Chicken tapa is a healthier version of red meat tapa either beef tapa or pork tapa.
Prep Time10 mins
Cook Time25 mins
Total Time35 mins
Course: Chicken Recipe
Cuisine: Filipino
Keyword: chicken tapa
Servings: 3 servings
Calories: 190kcal
Author: Manny


  • 1/2 kilo Chicken breast Fillet
  • cooking oil for frying

Marinade :

  • 1 cup 7-UP or sprite
  • 2 Tbsp. brown sugar
  • 1 head garlic minced
  • 4 Tbsp. vinegar
  • 2 Tbsp. cooking oil
  • 1/2 cup soy sauce
  • 1 Tbsp. oyster sauce optional
  • 1/2 tsp. ground Black Pepper


    How to cook Chicken Tapa:

    • Combine all the ingredients in a bowl and mix it by hand and gently squeezing or massaging the chicken fillet so it will absorb the marinate and coat it fully.
    • You can tranfer the fillet and marinade in a zip bag or just use the bowl and let it cure for at least 4 hours or overnight in the fridge.
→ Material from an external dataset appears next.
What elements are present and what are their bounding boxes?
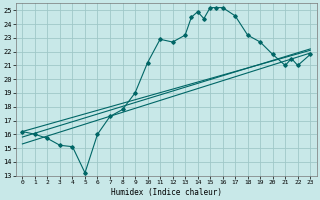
X-axis label: Humidex (Indice chaleur): Humidex (Indice chaleur) xyxy=(111,188,222,197)
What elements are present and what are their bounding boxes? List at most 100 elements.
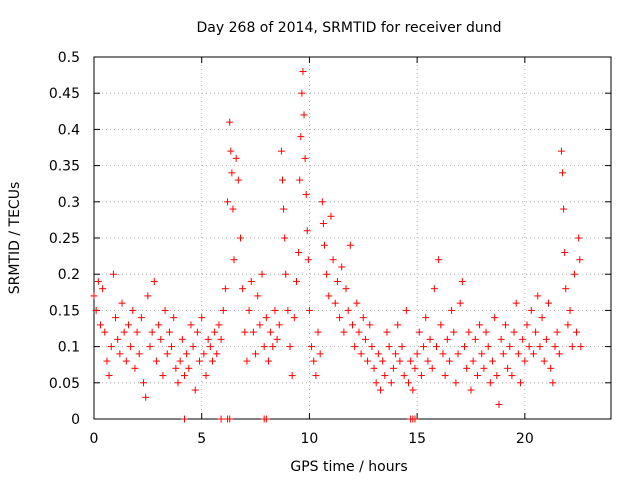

After curing, drain the meat from the marinade. Make sure the meat is totally drained of the liquid so it will be easy to fry and not boil in the marinade while cooking.
    • To cook the chicken tapa, in a medium size frying pan (non stick pan is the best), heat about 1 to 2 tablespoons of cooking oil.
    • Put the chicken fillet in the pan and fry in batches. Don't overcrowd the pan and leave enough space for each fillet.
    • Cook the meat for 10 to 15 minutes on each side or until the liquid is absorbed by the fillet and turns light brown.
    • Serve with fried rice, fried egg and some papaya achara or sliced tomatoes. Yummy!